FaktualNews.co
verifikasi dewanpers faktualnews

Berkat Gerakan TikTok Seorang Gadis Belia Selamat dari Penyekapan

Peristiwa     Dibaca : 140 kali Penulis:
Berkat Gerakan TikTok Seorang Gadis Belia Selamat dari Penyekapan
FaktualNews.co/Istimewa
Kode darurat yang populer melalui TikTok. (upi.com)

SURABAYA, FaktualNews.co – Seorang gadis remaja di Carolina Utara, Amerika Serikat berhasil ditemukan dan diselamatkan oleh petugas dari penyekapan setelah berhasil memberi kode darurat yang populer di TikTok.

Saat dibawa kabur dengan menggunakan mobil oleh pria bernama James Herbert Brick (61), gadis remaja tersebut terlihat memberi kode menggunakan tangannya.

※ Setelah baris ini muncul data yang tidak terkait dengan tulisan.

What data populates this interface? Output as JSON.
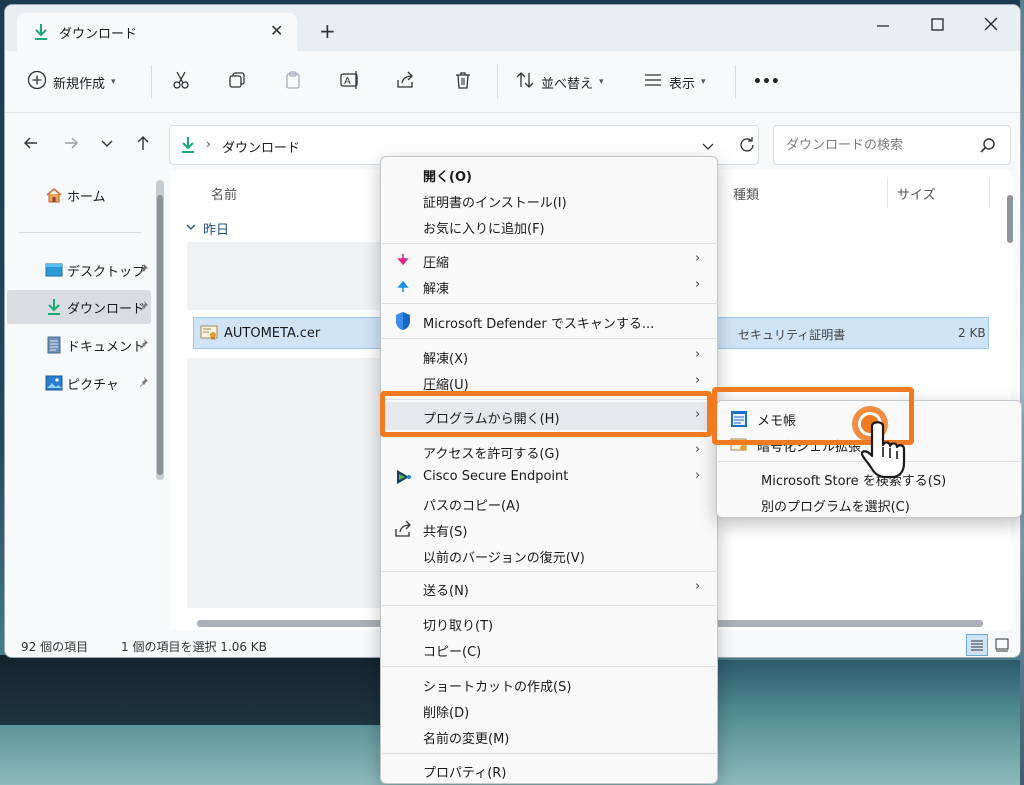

Kantor Sheriff Laurel County Kentucky, sebagaimana dilansir United Press International, mengatakan mereka menerima informasi pada hari Kamis (4/11/2021) bahwa ada seorang penumpang wanita di mobil Toyota membuat gerakan yang menunjukkan adanya kekerasan dan meminta bantuan.

Kode yang dimaksud petugas adalah kode berupa telapak tangan yang direntangkan dan ibu jari dimasukkan ke dalam. Jari-jari kemudian dilipat di atas ibu jari.

Gesture atau bahasa tubuh tersebut, dikembangkan oleh Canadian Women’s Foundation selama isolasi sosial yang disebabkan pandemi tahun lalu.

Remaja itu telah dilaporkan hilang dari Asheville, N.C. oleh orang tuanya pada hari Selasa (2/11/2021).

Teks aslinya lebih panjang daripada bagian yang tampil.